Despite, shockingly, just not being weird enough, Netflix’s “Wednesday” did succeed at following in the footsteps of the CW’s “Nancy Drew” in that it helped usher in a new era of female teenage TV sleuths who specialize in creepy crimes. And now, that torch has been passed to “Velma,” HBO Max’s entry into the iconic “Scooby-Doo” universe that premieres Thursday.
A spinoff of the ’60s and ’70s cartoon “Scooby-Doo, Where Are You!,” “Velma” catapults its cowl-neck sweater-wearing, spooky mystery-solving nerd to the lead character. Voiced by Mindy Kaling, who also serves as a producer and co-creator with frequent collaborator and showrunner Charlie Grandy, Velma has complexity, contradictions and more nuance than ever.
Part of that is because of the way the OG series was formatted. It’s an animated, adventure-seeking series that is less about the group of distinctive teenage sleuths — and their scaredy-cat great dane — of which Velma was a part, than the wacky mysteries they challenge themselves to crack in every episode.

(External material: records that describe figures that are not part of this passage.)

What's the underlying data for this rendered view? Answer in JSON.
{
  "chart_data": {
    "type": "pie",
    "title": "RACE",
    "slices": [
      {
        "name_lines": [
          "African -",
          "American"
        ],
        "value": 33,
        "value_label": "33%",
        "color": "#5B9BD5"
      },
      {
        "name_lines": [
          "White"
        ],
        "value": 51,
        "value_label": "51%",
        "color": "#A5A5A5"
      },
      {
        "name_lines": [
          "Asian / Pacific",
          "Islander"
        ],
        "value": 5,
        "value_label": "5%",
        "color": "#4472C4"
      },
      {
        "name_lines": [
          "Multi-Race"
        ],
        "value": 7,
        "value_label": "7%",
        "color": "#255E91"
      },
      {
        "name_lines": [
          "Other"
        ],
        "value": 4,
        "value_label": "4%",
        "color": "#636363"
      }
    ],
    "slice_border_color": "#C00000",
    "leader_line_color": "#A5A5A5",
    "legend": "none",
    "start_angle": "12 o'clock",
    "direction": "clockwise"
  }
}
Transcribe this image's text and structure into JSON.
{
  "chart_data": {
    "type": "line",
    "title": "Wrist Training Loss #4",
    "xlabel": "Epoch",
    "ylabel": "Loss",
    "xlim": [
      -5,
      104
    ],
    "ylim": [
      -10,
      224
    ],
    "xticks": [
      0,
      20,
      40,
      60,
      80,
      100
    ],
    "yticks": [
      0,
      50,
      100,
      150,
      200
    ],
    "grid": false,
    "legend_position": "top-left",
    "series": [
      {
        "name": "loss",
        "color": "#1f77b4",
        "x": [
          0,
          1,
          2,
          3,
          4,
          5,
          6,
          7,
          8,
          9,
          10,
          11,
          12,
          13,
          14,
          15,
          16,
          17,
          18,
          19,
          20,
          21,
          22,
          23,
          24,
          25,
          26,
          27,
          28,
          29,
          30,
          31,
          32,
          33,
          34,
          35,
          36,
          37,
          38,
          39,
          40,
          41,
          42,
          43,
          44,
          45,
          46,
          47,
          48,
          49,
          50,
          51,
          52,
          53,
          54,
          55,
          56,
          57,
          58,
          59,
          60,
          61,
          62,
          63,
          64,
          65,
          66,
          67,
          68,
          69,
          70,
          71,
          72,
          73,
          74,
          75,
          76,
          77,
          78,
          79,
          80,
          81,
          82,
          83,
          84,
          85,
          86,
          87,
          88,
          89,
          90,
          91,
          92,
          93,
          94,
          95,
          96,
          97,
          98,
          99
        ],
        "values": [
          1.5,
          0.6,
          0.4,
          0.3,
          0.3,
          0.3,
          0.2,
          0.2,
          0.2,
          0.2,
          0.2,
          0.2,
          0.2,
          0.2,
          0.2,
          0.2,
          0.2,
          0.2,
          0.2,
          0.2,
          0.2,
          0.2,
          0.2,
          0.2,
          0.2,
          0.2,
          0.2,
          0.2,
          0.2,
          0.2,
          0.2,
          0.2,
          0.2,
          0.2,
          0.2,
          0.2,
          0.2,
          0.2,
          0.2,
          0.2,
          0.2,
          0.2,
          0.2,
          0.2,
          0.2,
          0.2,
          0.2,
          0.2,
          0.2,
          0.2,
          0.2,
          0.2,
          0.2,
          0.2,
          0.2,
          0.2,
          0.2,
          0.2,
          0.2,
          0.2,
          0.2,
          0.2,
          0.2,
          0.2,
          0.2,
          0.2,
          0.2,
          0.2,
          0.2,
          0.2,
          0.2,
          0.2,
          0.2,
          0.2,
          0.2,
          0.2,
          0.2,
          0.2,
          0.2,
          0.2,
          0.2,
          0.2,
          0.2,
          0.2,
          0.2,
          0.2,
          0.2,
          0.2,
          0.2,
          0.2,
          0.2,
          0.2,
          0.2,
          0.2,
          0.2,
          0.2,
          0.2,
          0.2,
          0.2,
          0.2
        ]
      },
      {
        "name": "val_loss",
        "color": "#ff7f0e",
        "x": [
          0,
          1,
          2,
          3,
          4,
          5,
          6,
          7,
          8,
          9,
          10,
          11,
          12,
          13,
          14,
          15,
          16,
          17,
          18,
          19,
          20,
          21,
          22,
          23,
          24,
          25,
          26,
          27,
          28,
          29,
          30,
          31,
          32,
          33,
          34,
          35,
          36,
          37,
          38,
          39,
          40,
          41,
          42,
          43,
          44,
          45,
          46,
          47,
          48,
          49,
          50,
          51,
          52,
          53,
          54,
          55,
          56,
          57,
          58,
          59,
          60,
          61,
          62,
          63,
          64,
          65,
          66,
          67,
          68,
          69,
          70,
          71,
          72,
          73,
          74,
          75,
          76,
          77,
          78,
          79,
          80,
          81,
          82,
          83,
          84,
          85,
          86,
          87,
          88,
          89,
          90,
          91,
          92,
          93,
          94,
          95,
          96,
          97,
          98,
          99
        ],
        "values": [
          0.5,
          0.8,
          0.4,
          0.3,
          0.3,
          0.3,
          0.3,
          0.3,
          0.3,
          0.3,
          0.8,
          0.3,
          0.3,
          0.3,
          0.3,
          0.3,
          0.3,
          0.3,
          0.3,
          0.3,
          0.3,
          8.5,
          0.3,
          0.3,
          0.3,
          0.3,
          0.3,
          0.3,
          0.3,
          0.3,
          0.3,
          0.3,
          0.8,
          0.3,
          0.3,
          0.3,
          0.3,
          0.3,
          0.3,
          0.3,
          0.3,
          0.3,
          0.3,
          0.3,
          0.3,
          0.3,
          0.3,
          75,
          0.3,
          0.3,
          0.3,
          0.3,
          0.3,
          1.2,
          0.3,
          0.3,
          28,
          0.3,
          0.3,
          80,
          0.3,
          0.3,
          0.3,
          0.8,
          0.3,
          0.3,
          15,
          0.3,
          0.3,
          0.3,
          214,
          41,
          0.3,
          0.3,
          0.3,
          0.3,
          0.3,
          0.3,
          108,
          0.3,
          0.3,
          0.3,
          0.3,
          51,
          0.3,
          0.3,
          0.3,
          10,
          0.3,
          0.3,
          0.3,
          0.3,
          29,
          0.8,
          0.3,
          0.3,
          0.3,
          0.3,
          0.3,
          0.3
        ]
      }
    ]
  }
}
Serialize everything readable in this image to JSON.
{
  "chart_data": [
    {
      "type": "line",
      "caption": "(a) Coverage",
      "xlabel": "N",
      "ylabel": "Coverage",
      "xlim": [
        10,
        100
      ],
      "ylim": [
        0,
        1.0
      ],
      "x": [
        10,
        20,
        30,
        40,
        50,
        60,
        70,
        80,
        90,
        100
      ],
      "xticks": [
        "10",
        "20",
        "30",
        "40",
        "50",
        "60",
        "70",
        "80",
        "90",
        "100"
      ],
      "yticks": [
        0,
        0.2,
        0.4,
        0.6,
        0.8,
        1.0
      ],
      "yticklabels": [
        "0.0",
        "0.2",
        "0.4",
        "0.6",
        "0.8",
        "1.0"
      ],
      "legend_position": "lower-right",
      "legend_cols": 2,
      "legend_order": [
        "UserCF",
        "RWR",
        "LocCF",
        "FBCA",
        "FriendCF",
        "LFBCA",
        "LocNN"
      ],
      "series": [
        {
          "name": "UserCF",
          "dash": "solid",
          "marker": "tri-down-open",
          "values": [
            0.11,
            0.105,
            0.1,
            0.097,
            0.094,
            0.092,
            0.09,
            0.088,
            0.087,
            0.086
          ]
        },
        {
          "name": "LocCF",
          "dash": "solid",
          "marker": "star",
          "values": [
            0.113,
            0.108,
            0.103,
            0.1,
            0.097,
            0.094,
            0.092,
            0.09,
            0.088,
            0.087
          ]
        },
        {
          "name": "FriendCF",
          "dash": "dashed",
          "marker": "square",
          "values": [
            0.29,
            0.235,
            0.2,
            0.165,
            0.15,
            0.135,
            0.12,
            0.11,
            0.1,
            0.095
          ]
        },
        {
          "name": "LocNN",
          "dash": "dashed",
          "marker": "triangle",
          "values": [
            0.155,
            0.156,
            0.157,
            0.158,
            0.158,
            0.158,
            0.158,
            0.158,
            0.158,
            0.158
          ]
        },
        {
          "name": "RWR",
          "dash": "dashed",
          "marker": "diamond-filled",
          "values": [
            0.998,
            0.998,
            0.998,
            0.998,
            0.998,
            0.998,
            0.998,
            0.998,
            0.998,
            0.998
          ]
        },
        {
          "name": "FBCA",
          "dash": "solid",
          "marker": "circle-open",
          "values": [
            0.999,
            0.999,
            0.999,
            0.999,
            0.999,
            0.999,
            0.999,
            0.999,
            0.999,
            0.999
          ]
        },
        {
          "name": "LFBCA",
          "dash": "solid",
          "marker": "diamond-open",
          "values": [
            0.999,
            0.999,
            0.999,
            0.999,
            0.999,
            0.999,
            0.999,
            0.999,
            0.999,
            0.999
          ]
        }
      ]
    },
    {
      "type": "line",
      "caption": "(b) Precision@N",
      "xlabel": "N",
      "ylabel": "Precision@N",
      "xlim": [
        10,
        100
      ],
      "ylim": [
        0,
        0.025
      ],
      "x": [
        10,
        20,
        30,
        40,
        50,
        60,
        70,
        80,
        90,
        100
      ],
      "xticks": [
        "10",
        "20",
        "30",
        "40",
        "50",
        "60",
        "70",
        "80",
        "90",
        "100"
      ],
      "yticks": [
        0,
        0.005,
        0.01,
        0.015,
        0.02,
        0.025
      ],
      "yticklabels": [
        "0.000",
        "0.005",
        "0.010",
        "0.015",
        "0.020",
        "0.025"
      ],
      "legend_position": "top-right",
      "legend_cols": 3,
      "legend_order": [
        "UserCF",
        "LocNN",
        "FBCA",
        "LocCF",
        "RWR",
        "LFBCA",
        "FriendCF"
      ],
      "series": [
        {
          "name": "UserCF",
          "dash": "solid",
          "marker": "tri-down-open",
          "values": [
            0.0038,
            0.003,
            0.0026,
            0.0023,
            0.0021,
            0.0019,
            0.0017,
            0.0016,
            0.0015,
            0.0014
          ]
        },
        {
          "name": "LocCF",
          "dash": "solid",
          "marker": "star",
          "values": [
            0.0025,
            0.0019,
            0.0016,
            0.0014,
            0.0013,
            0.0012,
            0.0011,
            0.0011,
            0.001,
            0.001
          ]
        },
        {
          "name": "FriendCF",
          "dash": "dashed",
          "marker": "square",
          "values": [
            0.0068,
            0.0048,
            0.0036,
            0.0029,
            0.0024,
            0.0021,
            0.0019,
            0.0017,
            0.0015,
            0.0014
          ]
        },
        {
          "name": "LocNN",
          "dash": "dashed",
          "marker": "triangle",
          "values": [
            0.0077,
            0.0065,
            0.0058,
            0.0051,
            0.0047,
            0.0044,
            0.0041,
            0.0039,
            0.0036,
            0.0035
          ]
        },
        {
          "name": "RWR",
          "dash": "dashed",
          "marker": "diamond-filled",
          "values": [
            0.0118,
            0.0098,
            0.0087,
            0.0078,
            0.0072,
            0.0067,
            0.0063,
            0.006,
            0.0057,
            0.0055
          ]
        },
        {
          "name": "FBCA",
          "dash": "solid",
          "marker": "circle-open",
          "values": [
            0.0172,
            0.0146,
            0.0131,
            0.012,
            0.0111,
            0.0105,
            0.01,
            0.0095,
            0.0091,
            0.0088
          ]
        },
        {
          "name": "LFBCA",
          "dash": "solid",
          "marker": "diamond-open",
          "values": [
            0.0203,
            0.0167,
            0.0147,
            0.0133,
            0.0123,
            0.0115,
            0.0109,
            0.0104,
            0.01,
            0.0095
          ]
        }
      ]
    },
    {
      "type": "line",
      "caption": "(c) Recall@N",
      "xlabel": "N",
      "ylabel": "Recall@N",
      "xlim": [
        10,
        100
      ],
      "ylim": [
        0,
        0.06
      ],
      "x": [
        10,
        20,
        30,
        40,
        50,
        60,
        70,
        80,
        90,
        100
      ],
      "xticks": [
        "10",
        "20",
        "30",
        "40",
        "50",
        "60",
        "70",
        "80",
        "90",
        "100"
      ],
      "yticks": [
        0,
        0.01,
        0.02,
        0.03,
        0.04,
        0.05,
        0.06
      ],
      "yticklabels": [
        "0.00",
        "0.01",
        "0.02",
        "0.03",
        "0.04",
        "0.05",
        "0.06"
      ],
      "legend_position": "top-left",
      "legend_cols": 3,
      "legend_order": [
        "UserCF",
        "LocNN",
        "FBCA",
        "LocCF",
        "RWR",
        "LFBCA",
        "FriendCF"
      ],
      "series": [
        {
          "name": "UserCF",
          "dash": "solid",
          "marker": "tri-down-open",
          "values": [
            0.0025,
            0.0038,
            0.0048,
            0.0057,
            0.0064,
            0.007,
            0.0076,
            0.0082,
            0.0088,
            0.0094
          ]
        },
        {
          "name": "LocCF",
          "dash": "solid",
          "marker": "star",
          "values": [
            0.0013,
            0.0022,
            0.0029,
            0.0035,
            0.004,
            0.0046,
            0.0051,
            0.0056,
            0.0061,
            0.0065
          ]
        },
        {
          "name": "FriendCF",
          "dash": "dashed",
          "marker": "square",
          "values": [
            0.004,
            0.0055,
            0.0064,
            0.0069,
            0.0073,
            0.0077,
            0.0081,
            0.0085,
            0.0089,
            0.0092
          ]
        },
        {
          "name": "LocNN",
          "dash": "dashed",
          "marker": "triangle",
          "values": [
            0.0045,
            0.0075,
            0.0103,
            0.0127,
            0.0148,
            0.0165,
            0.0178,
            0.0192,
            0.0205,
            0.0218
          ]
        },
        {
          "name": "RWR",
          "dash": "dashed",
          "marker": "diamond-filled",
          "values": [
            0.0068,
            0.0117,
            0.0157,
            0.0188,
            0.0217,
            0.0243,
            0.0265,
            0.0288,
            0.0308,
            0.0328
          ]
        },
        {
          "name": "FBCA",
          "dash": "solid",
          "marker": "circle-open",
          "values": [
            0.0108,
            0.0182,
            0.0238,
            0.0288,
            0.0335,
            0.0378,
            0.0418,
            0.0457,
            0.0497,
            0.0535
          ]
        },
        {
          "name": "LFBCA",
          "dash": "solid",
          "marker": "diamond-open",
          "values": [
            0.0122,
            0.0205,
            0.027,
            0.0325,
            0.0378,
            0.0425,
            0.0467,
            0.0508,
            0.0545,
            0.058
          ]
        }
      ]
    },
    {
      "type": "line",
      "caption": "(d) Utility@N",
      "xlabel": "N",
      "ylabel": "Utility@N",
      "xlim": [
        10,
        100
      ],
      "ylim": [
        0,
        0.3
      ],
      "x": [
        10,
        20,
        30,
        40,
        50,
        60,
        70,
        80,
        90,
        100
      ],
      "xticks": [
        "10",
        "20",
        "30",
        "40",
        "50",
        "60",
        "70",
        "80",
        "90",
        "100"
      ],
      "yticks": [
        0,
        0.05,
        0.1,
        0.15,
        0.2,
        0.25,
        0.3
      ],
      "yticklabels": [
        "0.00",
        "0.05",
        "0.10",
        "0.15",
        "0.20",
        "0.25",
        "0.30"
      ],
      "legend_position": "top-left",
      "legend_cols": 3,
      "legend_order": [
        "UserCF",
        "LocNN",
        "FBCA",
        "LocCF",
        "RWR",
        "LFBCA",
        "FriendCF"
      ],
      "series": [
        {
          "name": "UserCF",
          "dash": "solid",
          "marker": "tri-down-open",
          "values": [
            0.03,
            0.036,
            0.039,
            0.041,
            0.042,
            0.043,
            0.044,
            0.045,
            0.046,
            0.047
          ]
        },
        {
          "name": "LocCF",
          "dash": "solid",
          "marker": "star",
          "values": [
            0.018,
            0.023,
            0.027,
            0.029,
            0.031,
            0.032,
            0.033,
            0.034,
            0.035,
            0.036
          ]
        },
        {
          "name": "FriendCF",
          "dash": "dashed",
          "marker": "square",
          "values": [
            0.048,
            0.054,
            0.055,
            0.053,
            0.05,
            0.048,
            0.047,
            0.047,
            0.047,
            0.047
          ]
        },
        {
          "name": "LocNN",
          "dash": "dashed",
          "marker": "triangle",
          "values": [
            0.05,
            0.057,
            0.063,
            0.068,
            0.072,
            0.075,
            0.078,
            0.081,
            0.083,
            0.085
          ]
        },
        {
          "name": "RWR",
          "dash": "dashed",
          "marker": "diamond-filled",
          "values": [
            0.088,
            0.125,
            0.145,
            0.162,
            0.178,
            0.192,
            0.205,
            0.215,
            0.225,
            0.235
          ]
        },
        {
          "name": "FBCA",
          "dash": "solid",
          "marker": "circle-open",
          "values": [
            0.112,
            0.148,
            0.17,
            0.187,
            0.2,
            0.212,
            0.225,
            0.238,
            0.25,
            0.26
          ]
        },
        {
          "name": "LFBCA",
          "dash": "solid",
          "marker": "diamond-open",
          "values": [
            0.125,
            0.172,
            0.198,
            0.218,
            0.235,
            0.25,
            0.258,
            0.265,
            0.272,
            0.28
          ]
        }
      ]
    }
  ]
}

(Fading central characterizations into the background is not unlike many adult crime procedurals today, including “Law and Order.”)
“Velma,” obviously, delves deeper into her narrative, giving her an emotionally unavailable dad, a mysteriously missing mother, friends, frenemies, and a sexuality while rightly positioning her as the central gumshoe in an increasingly bizarre case of murdered hot girls at her school.
It’s what you might expect from the “Scooby-Doo” universe, though very obviously sprung in part from the mind of Kaling, who infuses her identifiable humor, pithiness and cultural identity into Velma. Her race was changed from white in the original series to Indian American here.
Like previous iterations of “Scooby-Doo” that came after the original, “Velma” propels the character into the present day — reimagining her as strictly a high school student without the Scooby gang by her side but still gifted with the ability to solve crimes.
The mystery-loving group, as we learn later in the season, doesn’t exist in this iteration, though there are many smart nods to its likeness gleefully scattered throughout the series.